After recovery of the liquid co-product stream (stream 47 in fig. 1 and 3-8), the residual gas stream can be disposed of in a number of ways before it is fed to heat exchanger 60 for condensing and subcooling operations. In the process of fig. 1, the stream is heated, compressed to higher pressure using energy from one or more work expanders, partially cooled in a vent cooler, and then further cooled by reverse heat exchange with the feed stream. As shown in fig. 4, some applications prefer to compress this stream to a higher pressure using, for example, an auxiliary compressor 59 driven by an external power source. As shown by the dashed line equipment (heat exchanger 24 and vent cooler 25) in fig. 1, some circumstances favor reducing the capital cost of the equipment by reducing or eliminating pre-cooling of the compressed stream prior to entering heat exchanger 60 (at the expense of increasing the cooling load on heat exchanger 60 and increasing the energy consumption of refrigerant compressors 64, 66 and 68). In this case, stream 49a leaving the compressor may flow directly into heat exchanger 24 as shown in FIG. 5, or directly into heat exchanger 60 as shown in FIG. 6. If no work expander is used to expand any portion of the high pressure feed gas, compressor 16 may be replaced by a compressor driven by an external power source, such as compressor 59 shown in FIG. 7. Other situations may not warrant any compression of the stream, and the stream flows directly into heat exchanger 60 as shown in fig. 8 and bypasses the dashed line equipment (heat exchanger 24, compressor 16, and discharge cooler 25) in fig. 1. If operation of the heat exchanger 24 to heat the stream is not included before the plant fuel gas (stream 48) is withdrawn, an auxiliary heater 58, using a utility stream or other process stream to provide the required heat, is necessary to warm the fuel gas prior to its being flared, as shown in FIGS. 6-8. Such options typically must be evaluated for each application, and factors such as gas composition, plant size, desired co-product stream recovery, and available equipment must all be considered.
The operation of cooling the inlet gas stream and the feed stream to the LNG production section according to the present invention may be carried out in many ways. In the processes of fig. 1 and 3-8, inlet gas stream 31 is cooled and condensed by an external refrigerant stream and flashed separator liquid. However, some cooling may also be provided to the high pressure refrigerant (stream 71a) with the cold process stream. Also, any stream that is cooler in temperature than the stream to be cooled may be utilized. For example, the vapor may be taken from a side stream of the fractionation column 19 in FIGS. 1 and 4 to 8 or the absorption column 18 in FIG. 3 and used for the cooling operation. The use and distribution of column liquids and/or gases for process heat exchange and the specific layout of the heat exchangers for cooling the inlet and feed gases must be evaluated for each application and for the process streams selected for the specific heat exchange equipment. The selection of the cooling source will depend on several factors including, but not limited to, feed gas composition and conditions, plant size, heat exchanger size, potential cooling source temperature, and the like. One skilled in the art will also recognize that any combination of the above cooling sources or cooling methods may be used in combination to achieve the desired feed stream temperature.
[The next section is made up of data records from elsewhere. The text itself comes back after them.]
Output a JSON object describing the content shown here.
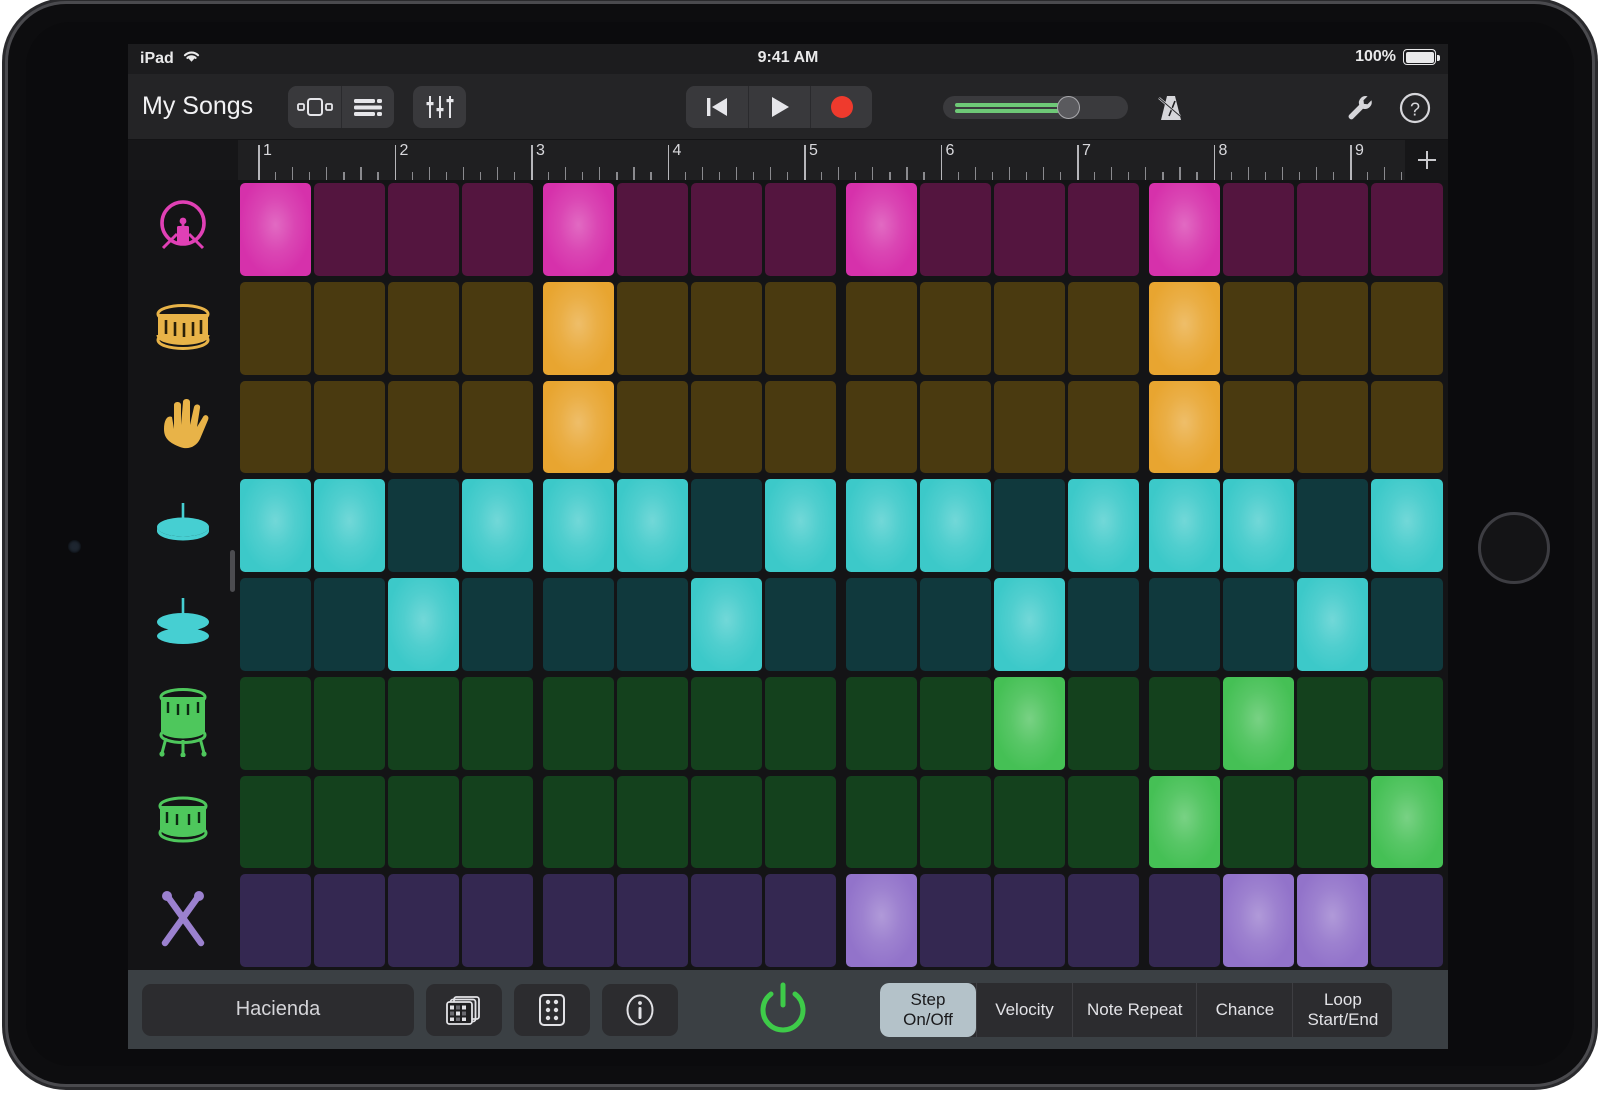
{
  "status_bar": {
    "device_label": "iPad",
    "wifi_icon": "wifi-icon",
    "time": "9:41 AM",
    "battery_percent": "100%"
  },
  "toolbar": {
    "my_songs_label": "My Songs",
    "nav_view_icon": "song-sections-icon",
    "track_view_icon": "track-list-icon",
    "mixer_icon": "mixer-faders-icon",
    "rewind_icon": "rewind-to-start-icon",
    "play_icon": "play-icon",
    "record_icon": "record-icon",
    "metronome_icon": "metronome-icon",
    "settings_icon": "wrench-icon",
    "help_icon": "help-question-icon",
    "volume_value": 74,
    "accent_record": "#ef3a2d",
    "accent_volume": "#6ec977"
  },
  "ruler": {
    "bars": [
      "1",
      "2",
      "3",
      "4",
      "5",
      "6",
      "7",
      "8",
      "9"
    ],
    "add_label": "+"
  },
  "sequencer": {
    "step_count": 16,
    "rows": [
      {
        "name": "kick-drum",
        "icon": "kick-drum-icon",
        "color_on": "#d631ab",
        "color_off": "#54153f",
        "icon_color": "#e040b5",
        "steps": [
          1,
          0,
          0,
          0,
          1,
          0,
          0,
          0,
          1,
          0,
          0,
          0,
          1,
          0,
          0,
          0
        ]
      },
      {
        "name": "snare-drum",
        "icon": "snare-drum-icon",
        "color_on": "#e8a530",
        "color_off": "#4a3a10",
        "icon_color": "#e8b348",
        "steps": [
          0,
          0,
          0,
          0,
          1,
          0,
          0,
          0,
          0,
          0,
          0,
          0,
          1,
          0,
          0,
          0
        ]
      },
      {
        "name": "clap",
        "icon": "hand-clap-icon",
        "color_on": "#e8a530",
        "color_off": "#4a3a10",
        "icon_color": "#e8b348",
        "steps": [
          0,
          0,
          0,
          0,
          1,
          0,
          0,
          0,
          0,
          0,
          0,
          0,
          1,
          0,
          0,
          0
        ]
      },
      {
        "name": "closed-hi-hat",
        "icon": "closed-hihat-icon",
        "color_on": "#3cc9c9",
        "color_off": "#10393d",
        "icon_color": "#46cfd2",
        "steps": [
          1,
          1,
          0,
          1,
          1,
          1,
          0,
          1,
          1,
          1,
          0,
          1,
          1,
          1,
          0,
          1
        ]
      },
      {
        "name": "open-hi-hat",
        "icon": "open-hihat-icon",
        "color_on": "#3cc9c9",
        "color_off": "#10393d",
        "icon_color": "#46cfd2",
        "steps": [
          0,
          0,
          1,
          0,
          0,
          0,
          1,
          0,
          0,
          0,
          1,
          0,
          0,
          0,
          1,
          0
        ]
      },
      {
        "name": "floor-tom",
        "icon": "floor-tom-icon",
        "color_on": "#45c055",
        "color_off": "#14411d",
        "icon_color": "#4ec75c",
        "steps": [
          0,
          0,
          0,
          0,
          0,
          0,
          0,
          0,
          0,
          0,
          1,
          0,
          0,
          1,
          0,
          0
        ]
      },
      {
        "name": "tom",
        "icon": "tom-drum-icon",
        "color_on": "#45c055",
        "color_off": "#14411d",
        "icon_color": "#4ec75c",
        "steps": [
          0,
          0,
          0,
          0,
          0,
          0,
          0,
          0,
          0,
          0,
          0,
          0,
          1,
          0,
          0,
          1
        ]
      },
      {
        "name": "drumsticks",
        "icon": "drumsticks-icon",
        "color_on": "#9273ca",
        "color_off": "#342851",
        "icon_color": "#9b81cf",
        "steps": [
          0,
          0,
          0,
          0,
          0,
          0,
          0,
          0,
          1,
          0,
          0,
          0,
          0,
          1,
          1,
          0
        ]
      }
    ]
  },
  "bottom_bar": {
    "pattern_name": "Hacienda",
    "pattern_browser_icon": "pattern-browser-icon",
    "randomize_icon": "dice-icon",
    "info_icon": "info-icon",
    "power_icon": "power-icon",
    "power_color": "#3ecb49",
    "modes": [
      {
        "label_line1": "Step",
        "label_line2": "On/Off",
        "active": true
      },
      {
        "label_line1": "Velocity",
        "label_line2": "",
        "active": false
      },
      {
        "label_line1": "Note Repeat",
        "label_line2": "",
        "active": false
      },
      {
        "label_line1": "Chance",
        "label_line2": "",
        "active": false
      },
      {
        "label_line1": "Loop",
        "label_line2": "Start/End",
        "active": false
      }
    ]
  }
}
Also, supplemental external refrigeration may be provided to the inlet gas stream and the feed stream to the LNG production section in a number of different ways. In fig. 1 and 3-8, boiling of a single component refrigerant has been assumed for high level external refrigeration operations and evaporation of a multi-component refrigerant has been assumed for low level external refrigeration operations, the single component refrigeration operation being used to pre-cool the multi-component refrigerant stream. Alternatively, the high-level cooling and low-level cooling operations may be performed simultaneously using a plurality of single-component refrigerants having sequentially lower boiling points (i.e., "cascade refrigeration") or one single-component refrigerant at sequentially lower evaporation pressures. Another alternative is to use a multi-component refrigerant stream whose composition has been adjusted to provide the desired cooling temperature for both high and low grade cooling operations. The choice of which method to provide external refrigeration operation will depend on several factors including, but not limited to, feed gas composition and conditions, plant size, compressor driver size, heat exchanger size, ambient heat rejection temperature, etc. One skilled in the art will also recognize that any combination of the above methods of providing external refrigeration may be used in combination to achieve the desired feed stream temperature.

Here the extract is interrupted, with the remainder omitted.